Borough 2 (Stadtbezirk 2) is a borough of Düsseldorf, the state capital of North Rhine-Westphalia, Germany. The borough covers an area of 7.15 square kilometres and (as of December 2020) has about 64,000 inhabitants.

Borough 2 is the smallest of all boroughs in Düsseldorf and next to the central city borough 1, it is the only of Düsseldorf's boroughs to not touch the city limits.

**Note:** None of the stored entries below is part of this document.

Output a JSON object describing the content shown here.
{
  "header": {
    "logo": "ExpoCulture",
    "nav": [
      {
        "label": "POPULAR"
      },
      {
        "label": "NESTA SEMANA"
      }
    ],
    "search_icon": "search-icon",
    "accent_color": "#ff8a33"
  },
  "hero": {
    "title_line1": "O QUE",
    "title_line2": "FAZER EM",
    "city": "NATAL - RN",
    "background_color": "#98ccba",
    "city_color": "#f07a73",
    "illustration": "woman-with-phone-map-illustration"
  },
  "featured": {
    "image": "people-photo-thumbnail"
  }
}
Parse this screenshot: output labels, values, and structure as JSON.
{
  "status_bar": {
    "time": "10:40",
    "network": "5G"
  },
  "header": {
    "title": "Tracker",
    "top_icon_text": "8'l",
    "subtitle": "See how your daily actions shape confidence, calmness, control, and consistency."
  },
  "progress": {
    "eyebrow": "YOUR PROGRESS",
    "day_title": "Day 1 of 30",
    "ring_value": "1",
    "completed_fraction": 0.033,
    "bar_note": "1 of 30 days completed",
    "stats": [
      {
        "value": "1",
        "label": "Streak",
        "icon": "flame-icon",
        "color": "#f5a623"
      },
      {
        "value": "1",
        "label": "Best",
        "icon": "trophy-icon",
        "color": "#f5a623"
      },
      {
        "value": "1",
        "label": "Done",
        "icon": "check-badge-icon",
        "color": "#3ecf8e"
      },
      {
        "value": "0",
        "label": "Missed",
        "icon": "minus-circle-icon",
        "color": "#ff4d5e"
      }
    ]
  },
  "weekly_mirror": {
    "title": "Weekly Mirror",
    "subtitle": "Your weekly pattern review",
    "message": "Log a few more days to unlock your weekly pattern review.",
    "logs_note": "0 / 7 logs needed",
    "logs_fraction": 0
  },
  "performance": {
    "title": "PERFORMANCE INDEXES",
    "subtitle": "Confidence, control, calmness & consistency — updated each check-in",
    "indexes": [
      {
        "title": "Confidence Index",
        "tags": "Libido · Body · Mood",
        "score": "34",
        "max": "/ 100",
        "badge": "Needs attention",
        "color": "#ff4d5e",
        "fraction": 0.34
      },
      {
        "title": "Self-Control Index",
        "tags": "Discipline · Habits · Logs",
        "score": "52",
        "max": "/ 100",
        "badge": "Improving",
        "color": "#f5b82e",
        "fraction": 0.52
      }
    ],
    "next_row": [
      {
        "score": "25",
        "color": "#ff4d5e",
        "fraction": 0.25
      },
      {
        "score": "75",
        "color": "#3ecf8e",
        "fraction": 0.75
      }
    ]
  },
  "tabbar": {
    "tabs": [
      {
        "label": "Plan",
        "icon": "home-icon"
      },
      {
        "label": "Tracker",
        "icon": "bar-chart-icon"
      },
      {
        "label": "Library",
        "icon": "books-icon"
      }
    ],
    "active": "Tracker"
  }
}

Starting clockwise from North-west to South-west, Borough 2 borders with the following Düsseldorf boroughs: 1, 6, 7, 8 and 3.

== Subdivisions ==
Borough 2 is made up of three Stadtteile (city parts):

| # | City part | Population (2020) | Area (km²) | Pop. per km² |
|---|---|---|---|---|
| 021 | Flingern-Süd | 10,284 | 1.48 | 6,856 |
| 022 | Flingern-Nord | 25,867 | 2.79 | 9,271 |
| 023 | Düsseltal | 28,032 | 2.88 | 9,567 |

== Places of interest ==
=== Arts, Culture and Entertainment ===
- Eisstadion, Düsseltal

=== Landmarks ===
- Pauluskirche, Düsseltal

=== Parks and open spaces ===
- Zoopark

== Transportation ==
The borough is served by numerous railway stations and highway. Stations include Düsseldorf Zoo, Düsseldorf Flingern and a dense net of both Düsseldorf Stadtbahn underground- and Rheinbahn tram-stations. The borough can also be reached via Bundesautobahn 57 and Bundesstraße 7 and 8.